Im Erlass Z 09 1202/4-IV/9/87 des Bundesministers für Finanzen vom 18. November 1987, AÖF 330/1987, wird darauf verwiesen, dass Kleinbusse nicht unter die für Personenkraftwagen und Kombinationskraftwagen geltenden einschränkenden umsatzsteuerlichen Bestimmungen fielen, für Kleinbusse vielmehr die Möglichkeit des Vorsteuerabzuges bestehe. Sodann wird ausgeführt:
"Unter einem Kleinbus ist nach Ansicht des Bundesministeriums für Finanzen ein Fahrzeug zu verstehen, das ein kastenwagenförmiges Äußeres sowie Beförderungsmöglichkeiten für mehr als sechs Personen (einschließlich des Fahrzeuglenkers) aufweist. Bei der Beurteilung der Personenbeförderungskapazität ist nicht auf die tatsächlich vorhandene Anzahl der Sitzplätze, sondern auf die maximal zulässige Personenbeförderungsmöglichkeit abzustellen. Es ist auch unmaßgebend, ob ein nach diesen Kriterien als Kleinbus anerkanntes Fahrzeug Zwecken des Personentransportes oder des Lastentransportes dient oder kombiniert eingesetzt wird. Voraussetzung für die steuerliche Anerkennung ist allerdings die nachweislich überwiegende unternehmerische bzw. betriebliche Nutzung des Fahrzeuges."

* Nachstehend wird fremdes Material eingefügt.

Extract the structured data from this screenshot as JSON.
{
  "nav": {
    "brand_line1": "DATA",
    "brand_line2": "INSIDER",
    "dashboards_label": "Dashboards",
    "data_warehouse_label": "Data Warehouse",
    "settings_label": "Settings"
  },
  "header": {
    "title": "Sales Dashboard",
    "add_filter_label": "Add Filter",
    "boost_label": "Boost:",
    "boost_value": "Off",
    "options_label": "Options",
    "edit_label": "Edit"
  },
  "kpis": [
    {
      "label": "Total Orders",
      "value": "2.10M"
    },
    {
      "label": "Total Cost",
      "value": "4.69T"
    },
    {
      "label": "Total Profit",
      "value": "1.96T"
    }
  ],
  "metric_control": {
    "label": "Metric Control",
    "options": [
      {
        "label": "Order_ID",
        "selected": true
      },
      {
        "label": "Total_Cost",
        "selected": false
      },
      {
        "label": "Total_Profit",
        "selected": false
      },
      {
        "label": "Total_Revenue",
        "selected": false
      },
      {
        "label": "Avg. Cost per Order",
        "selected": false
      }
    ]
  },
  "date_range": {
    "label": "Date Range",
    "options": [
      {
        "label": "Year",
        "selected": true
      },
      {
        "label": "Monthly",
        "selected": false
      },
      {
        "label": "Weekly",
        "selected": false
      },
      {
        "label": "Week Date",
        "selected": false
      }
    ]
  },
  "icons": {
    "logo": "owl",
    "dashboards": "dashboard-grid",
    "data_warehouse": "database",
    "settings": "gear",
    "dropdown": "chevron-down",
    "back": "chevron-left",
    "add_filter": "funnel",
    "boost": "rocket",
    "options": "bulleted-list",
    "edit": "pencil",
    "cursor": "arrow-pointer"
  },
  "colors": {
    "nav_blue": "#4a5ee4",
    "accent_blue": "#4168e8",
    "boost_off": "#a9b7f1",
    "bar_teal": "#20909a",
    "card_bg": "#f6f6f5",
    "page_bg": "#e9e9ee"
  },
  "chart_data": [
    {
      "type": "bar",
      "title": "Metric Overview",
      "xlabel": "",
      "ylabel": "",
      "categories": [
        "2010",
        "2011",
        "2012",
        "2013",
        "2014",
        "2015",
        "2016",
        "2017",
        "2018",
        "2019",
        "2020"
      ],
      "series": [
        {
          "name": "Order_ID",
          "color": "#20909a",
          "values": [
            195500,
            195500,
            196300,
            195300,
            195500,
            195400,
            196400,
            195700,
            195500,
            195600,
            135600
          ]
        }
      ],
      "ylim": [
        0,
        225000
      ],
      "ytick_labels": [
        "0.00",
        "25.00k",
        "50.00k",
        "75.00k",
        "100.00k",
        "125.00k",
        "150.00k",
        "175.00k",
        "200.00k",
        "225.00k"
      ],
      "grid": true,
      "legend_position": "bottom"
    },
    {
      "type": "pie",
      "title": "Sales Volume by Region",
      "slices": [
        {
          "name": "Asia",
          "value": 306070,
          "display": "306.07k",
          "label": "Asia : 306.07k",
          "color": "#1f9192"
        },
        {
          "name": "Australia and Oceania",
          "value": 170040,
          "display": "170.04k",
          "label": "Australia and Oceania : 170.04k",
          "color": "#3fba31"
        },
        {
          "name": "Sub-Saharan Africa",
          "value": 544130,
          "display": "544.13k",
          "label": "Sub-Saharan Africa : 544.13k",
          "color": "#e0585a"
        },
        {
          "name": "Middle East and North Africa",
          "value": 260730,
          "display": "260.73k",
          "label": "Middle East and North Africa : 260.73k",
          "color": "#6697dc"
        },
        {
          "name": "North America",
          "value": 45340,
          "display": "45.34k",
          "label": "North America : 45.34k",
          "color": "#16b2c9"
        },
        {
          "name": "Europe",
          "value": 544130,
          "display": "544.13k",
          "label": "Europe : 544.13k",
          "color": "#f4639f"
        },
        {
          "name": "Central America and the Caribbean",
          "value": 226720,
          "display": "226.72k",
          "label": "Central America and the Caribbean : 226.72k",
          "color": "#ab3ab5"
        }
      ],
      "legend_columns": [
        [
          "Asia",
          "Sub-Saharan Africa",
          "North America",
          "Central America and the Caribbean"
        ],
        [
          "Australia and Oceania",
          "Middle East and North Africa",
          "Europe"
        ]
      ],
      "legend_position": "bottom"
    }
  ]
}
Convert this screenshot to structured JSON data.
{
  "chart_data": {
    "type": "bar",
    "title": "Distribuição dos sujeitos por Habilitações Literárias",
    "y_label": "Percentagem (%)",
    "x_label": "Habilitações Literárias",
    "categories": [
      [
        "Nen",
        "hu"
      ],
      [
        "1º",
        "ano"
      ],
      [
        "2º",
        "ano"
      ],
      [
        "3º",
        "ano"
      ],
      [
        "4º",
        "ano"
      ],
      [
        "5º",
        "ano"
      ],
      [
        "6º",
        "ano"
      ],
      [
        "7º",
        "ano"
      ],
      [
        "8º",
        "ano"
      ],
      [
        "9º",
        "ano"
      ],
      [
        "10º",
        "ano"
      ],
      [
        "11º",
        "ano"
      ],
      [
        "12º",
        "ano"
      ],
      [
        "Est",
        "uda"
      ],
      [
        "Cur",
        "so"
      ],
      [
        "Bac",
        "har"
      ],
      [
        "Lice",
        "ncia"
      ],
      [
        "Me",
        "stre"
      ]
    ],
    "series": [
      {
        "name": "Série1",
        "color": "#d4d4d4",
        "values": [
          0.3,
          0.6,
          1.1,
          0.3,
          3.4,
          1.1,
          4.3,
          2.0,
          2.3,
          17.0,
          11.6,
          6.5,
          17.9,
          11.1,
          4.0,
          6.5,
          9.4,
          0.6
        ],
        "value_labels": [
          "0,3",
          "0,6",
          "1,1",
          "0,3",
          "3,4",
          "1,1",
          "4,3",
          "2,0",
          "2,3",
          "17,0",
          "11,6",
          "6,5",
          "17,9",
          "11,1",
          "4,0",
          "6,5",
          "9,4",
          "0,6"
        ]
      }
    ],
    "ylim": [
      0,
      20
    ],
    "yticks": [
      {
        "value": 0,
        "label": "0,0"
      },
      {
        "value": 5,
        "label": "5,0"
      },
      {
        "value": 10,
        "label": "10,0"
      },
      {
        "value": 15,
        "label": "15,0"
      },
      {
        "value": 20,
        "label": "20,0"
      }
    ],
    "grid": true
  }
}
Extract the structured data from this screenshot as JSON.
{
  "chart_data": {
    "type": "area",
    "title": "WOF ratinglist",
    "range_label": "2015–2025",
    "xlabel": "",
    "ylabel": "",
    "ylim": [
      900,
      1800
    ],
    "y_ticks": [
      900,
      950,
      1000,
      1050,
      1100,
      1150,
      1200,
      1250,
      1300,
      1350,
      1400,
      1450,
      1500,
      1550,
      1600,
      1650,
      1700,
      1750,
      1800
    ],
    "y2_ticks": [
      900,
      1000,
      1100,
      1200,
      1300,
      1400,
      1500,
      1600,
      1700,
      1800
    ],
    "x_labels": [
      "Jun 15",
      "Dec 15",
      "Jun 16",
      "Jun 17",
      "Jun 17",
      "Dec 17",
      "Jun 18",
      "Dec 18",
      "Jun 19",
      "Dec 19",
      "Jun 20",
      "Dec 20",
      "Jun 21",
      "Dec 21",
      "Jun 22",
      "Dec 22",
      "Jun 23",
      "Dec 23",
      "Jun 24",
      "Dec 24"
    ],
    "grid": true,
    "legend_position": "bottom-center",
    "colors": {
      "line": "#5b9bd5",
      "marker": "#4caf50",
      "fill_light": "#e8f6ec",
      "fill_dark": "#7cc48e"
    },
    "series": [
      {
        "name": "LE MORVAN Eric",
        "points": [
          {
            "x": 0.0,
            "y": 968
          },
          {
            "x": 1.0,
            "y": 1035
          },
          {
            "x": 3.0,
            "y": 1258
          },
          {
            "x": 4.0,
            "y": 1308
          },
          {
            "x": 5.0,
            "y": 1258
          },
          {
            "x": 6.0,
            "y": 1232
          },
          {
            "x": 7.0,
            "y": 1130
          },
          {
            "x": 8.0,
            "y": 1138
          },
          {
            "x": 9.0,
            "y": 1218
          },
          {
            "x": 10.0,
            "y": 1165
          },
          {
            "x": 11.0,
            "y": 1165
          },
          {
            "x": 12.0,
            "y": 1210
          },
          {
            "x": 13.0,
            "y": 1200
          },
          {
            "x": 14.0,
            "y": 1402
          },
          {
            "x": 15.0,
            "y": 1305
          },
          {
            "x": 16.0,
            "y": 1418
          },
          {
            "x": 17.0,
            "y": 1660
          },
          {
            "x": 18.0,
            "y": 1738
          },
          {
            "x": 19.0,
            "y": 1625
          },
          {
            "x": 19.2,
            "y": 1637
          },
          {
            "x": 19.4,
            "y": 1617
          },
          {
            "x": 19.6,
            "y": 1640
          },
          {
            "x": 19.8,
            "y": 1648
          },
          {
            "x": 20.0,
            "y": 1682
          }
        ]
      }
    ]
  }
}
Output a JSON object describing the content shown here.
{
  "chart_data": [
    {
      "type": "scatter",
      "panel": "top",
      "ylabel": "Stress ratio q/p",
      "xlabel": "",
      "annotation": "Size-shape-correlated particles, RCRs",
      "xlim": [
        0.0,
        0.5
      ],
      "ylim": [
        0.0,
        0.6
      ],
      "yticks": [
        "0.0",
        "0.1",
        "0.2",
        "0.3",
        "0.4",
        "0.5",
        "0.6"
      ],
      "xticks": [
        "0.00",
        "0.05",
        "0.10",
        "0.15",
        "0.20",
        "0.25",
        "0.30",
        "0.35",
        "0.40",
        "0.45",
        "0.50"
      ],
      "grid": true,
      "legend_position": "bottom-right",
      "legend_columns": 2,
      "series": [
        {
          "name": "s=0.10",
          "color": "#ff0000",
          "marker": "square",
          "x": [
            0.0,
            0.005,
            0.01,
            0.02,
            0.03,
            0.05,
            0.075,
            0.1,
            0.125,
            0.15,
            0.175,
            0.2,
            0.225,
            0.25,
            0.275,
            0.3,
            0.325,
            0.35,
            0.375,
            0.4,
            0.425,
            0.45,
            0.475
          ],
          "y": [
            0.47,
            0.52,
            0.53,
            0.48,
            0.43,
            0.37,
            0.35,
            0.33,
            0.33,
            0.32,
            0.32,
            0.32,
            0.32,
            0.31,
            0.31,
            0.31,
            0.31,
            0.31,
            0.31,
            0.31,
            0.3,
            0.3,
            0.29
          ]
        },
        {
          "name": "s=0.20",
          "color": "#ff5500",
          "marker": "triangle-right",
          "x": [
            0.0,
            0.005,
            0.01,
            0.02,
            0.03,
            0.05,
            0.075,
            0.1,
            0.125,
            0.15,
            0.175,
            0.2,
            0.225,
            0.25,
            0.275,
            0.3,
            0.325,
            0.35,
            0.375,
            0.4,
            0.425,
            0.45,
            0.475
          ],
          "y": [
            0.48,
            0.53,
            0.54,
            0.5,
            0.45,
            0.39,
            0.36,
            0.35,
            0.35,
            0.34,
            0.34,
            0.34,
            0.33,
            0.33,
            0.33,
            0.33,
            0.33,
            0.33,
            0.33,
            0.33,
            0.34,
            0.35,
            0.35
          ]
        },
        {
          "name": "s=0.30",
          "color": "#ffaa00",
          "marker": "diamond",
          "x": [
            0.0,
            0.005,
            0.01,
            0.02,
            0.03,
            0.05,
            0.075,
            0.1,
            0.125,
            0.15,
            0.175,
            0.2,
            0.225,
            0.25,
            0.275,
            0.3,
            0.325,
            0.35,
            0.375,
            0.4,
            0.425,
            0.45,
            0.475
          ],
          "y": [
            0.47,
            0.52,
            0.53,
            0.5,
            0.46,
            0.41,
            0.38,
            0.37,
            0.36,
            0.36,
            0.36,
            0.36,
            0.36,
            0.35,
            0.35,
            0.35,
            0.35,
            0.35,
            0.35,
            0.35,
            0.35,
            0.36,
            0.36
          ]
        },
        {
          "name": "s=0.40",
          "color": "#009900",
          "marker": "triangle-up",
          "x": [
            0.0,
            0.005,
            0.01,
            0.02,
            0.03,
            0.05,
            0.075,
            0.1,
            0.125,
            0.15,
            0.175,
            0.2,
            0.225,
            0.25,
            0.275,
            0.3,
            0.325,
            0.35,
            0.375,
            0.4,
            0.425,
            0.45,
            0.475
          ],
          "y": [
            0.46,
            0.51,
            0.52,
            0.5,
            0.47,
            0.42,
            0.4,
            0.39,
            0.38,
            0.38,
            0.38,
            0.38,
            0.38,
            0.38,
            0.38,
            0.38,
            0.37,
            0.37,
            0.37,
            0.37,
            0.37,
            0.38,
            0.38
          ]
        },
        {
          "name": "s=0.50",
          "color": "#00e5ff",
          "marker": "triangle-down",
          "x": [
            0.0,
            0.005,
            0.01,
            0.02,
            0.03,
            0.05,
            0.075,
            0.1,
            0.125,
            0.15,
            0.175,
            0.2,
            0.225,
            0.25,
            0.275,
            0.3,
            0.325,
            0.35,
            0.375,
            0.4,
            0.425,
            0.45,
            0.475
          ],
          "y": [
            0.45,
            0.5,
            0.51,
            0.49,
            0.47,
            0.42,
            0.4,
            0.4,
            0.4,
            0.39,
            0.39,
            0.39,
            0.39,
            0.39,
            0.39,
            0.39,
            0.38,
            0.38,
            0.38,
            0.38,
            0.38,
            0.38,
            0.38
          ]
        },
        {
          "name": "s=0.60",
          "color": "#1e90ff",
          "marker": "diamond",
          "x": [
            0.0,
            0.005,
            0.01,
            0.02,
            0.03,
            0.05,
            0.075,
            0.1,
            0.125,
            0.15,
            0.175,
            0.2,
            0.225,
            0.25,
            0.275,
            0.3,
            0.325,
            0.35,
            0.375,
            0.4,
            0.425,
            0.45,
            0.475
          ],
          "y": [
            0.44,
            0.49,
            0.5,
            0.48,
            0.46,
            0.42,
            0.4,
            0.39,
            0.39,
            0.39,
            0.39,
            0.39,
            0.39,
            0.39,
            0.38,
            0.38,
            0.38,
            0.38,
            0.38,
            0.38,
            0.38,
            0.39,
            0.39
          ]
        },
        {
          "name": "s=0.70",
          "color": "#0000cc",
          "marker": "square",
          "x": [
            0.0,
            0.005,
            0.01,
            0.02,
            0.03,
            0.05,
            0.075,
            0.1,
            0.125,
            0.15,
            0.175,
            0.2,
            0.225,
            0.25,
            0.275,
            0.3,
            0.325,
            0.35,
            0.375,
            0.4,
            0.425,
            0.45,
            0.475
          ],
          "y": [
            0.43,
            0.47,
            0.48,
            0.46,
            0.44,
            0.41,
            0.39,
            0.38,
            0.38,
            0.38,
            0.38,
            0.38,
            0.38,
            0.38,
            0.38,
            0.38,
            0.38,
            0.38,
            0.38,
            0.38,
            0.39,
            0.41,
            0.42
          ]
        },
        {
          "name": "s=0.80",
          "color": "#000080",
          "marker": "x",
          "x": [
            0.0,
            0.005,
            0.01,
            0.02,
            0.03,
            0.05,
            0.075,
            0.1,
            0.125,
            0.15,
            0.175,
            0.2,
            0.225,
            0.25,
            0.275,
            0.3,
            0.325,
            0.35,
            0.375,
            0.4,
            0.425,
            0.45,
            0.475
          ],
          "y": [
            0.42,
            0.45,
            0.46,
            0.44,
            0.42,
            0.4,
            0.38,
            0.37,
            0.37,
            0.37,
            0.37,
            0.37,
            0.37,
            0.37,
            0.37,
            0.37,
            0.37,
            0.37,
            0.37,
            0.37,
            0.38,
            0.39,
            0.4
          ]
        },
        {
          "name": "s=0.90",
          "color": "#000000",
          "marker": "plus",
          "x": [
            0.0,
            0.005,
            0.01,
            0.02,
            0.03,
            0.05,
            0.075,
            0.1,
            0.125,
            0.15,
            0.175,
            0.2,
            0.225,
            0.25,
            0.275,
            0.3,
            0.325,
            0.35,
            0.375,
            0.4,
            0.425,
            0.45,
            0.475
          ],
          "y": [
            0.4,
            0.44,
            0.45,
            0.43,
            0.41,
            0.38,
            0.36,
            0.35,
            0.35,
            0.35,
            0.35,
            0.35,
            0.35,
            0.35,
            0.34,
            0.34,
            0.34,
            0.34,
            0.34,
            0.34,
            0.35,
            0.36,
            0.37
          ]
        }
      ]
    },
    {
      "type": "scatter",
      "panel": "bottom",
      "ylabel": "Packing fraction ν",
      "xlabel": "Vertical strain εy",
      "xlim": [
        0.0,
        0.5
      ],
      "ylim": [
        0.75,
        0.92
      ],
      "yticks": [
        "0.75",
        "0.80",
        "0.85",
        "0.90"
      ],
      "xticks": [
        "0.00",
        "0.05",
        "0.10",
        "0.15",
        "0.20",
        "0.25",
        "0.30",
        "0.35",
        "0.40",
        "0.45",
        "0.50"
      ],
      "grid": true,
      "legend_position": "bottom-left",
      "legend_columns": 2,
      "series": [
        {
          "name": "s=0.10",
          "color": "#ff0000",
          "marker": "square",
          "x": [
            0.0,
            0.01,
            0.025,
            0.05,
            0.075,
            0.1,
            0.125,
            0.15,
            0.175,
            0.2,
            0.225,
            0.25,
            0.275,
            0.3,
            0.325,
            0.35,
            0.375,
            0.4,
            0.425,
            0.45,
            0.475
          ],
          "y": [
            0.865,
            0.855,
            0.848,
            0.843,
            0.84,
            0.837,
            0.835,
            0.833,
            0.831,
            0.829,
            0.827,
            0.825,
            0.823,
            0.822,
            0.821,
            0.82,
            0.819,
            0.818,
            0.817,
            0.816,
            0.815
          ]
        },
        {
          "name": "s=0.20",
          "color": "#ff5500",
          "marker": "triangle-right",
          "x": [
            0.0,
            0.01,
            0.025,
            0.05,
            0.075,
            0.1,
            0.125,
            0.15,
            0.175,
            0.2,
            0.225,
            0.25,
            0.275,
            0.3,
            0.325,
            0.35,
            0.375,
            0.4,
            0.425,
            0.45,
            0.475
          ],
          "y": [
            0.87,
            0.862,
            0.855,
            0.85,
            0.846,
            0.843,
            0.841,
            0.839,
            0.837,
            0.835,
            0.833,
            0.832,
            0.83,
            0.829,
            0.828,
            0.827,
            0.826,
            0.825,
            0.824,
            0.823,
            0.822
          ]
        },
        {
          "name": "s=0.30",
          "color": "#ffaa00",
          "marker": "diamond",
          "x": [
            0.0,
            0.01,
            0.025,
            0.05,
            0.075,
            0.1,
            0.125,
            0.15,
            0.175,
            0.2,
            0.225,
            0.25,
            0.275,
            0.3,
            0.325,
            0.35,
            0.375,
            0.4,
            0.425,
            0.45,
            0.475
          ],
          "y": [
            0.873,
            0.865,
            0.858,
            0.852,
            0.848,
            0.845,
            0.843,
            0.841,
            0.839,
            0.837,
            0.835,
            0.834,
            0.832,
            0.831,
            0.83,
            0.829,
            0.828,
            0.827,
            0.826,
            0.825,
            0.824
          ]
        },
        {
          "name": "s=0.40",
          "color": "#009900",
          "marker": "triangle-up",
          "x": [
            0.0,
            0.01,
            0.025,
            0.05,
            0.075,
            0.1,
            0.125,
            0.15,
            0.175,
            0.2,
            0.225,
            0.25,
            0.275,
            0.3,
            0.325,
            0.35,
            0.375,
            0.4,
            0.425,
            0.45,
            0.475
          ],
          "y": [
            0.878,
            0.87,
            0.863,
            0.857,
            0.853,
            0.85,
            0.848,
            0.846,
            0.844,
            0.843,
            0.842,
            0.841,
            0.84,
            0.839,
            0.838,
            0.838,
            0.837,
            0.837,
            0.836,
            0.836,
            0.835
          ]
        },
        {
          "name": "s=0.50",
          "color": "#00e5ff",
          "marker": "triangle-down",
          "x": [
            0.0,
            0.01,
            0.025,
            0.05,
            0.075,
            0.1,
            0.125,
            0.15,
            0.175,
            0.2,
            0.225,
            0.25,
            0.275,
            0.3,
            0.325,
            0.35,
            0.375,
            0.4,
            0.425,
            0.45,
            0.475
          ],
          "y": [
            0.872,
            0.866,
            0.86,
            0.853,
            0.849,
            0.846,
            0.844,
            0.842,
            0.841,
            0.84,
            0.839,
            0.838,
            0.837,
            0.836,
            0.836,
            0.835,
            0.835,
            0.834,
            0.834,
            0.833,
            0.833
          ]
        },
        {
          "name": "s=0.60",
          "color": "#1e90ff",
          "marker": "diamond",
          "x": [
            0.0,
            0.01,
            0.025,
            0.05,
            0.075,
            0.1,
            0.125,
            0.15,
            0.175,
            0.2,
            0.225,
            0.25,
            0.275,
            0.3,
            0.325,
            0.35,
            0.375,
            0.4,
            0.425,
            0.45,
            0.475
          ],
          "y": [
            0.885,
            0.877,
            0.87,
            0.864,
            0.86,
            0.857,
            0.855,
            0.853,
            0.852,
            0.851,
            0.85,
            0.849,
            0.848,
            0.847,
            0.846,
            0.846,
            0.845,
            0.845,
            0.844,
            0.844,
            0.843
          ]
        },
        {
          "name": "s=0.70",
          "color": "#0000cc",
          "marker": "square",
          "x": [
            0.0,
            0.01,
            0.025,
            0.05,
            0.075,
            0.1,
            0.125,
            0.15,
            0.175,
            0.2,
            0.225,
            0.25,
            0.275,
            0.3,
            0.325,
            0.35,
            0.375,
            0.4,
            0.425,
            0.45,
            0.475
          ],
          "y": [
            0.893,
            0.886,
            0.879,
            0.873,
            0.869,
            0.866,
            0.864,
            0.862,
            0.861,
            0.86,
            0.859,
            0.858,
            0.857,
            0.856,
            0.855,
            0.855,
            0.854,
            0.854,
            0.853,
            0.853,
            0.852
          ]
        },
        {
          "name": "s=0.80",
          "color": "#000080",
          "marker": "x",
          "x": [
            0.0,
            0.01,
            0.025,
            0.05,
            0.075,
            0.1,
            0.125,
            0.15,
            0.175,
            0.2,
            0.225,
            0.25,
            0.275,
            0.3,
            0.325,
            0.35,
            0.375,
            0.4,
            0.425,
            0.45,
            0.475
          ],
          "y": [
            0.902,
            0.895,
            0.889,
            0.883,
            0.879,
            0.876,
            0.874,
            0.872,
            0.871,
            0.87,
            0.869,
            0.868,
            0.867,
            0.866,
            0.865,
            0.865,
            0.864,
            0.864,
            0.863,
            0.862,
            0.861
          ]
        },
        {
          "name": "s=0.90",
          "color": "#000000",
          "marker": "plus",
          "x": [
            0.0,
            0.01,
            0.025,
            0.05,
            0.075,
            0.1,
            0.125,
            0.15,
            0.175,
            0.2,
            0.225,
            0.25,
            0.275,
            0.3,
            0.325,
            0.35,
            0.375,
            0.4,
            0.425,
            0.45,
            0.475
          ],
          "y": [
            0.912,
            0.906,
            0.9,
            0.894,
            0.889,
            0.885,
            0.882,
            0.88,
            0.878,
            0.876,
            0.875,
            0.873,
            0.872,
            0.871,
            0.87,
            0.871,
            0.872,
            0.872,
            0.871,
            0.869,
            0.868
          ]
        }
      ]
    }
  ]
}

Auf Grund der Verordnungsermächtigung des § 12 Abs. 2 Z 2 lit. b UStG 1994 in der Fassung Strukturanpassungsgesetz 1996, BGBl. 201, erließ der Bundesminister für Finanzen die Verordnung über die steuerliche Einstufung von Fahrzeugen als Personenkraftwagen und Kombinationskraftwagen, BGBl. 273/1996 (im Folgenden Verordnung). § 10 dieser Verordnung lautet:
"Klein-Autobusse, auch wenn sie kraftfahrrechtlich und zolltarifarisch als Personenkraftwagen oder Kombinationskraftwagen eingestuft sind, sind steuerrechtlich keine Personenkraftwagen oder Kombinationskraftwagen, wenn sie eine einem Autobus entsprechende Form aufweisen und weiters eine der folgenden Voraussetzungen erfüllen:
1. Das Fahrzeug ist kraftfahrrechtlich für eine Beförderung von mindestens neun Personen (einschließlich des Fahrzeuglenkers) zugelassen und enthält zusätzlich einen Gepäcksraum im Fahrzeuginneren. Die erste Sitzreihe ist bereits werkseitig mit drei fixen Sitzplätzen ausgestattet.
2. Das Fahrzeug ist kraftfahrrechtlich für die Beförderung von mindestens sieben Personen (einschließlich des Fahrzeuglenkers) zugelassen und weist bereits werkseitig hinter der dritten Sitzreihe in hinterster Position einen Laderaum mit einer Länge von mindestens 500 mm auf. Diese Länge muss im Durchschnitt vom Laderaumboden bis zur Höhe von 500 mm über dem Laderaumboden erreicht werden."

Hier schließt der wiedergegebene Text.